To the right of Quinn's it was necessary to dig a sap through to join up with Courtney's, and after much labour and loss this work was accomplished. To the left of Quinn's was the hotly-contested Dead Man's Ridge, which, after the morning of May 3, rested in the hands of the Turk. This vantage point almost looked into the back of Quinn's, and a work of great magnitude was the construction of a sandbag wall to protect the tracks to Quinn's from the Turkish machine guns on Dead Man's Ridge.

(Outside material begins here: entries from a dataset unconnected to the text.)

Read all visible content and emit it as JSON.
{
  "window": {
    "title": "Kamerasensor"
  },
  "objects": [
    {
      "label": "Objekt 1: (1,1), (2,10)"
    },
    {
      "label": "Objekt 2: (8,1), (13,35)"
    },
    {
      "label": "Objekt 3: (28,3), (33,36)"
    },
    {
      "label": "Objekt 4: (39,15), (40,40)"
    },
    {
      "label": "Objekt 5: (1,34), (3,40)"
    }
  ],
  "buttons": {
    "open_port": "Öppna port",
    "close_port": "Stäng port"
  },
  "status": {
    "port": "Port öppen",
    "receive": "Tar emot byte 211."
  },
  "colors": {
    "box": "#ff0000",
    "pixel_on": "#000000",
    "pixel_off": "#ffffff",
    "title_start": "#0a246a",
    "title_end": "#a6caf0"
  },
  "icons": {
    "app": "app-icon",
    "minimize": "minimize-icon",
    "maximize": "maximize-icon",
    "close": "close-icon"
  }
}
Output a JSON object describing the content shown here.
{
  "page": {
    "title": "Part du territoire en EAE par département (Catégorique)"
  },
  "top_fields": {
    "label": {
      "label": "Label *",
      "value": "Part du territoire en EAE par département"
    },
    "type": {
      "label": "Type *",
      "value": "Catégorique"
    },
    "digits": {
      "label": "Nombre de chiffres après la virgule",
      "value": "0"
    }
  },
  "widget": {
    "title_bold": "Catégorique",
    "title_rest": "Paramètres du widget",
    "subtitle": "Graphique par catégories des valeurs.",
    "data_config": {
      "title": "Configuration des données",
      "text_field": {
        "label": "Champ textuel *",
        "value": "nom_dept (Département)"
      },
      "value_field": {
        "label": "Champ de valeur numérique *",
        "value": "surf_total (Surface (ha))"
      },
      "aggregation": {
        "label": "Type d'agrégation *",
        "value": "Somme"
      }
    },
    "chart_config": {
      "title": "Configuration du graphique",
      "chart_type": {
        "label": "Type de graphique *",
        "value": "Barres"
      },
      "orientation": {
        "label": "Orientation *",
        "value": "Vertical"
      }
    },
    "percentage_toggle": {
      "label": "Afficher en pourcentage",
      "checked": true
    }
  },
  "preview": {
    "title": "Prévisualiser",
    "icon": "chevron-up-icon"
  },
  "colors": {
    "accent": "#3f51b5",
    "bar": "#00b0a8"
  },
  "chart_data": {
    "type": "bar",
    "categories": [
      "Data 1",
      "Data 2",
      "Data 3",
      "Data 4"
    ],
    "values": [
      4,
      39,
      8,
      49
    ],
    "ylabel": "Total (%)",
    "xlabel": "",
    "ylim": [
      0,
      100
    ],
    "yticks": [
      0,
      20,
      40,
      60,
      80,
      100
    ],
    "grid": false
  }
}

It was foreseen that if the enemy commenced mining in earnest, a fair-sized charge might blow the post off the hillside into Monash Gully. So counter-mining was decided on. There were no tunnelling companies then in the Mediterranean Expeditionary Force, and the sapper field companies were too reduced by casualties to do the work. But all through the Colonial armies were miners and tunnellers—these men from Broken Hill, Coolgardie, Waihi, Westport, and other places where coal and gold are won, were formed into companies under experienced officers, and in a large measure the strenuous labours of these improvized units at Courtney's, Quinn's and Pope's saved Anzac to the British.
Right through the twenty-four hours the miners sweated at the tunnel face, interested in only one thing: how far the man just relieved had driven in his last shift. There was no talk of limiting the output or of striking in Anzac, for here there was a great community of interest—each one was prepared to labour and, if needs be, to sacrifice himself in the interests of the common weal.
page 115.jpg)
[Lent by Sergt. P. Tite, N.Z.E.
Courtney's Post.
One of the best photographs taken of an Anzac trench system. The front line is just over the crest; the reserve trenches are near the top left hand corner; the white earth spilled down the cliffside is from the mines running out to the front; the zig-zag track up the steep cliff is cleary shown.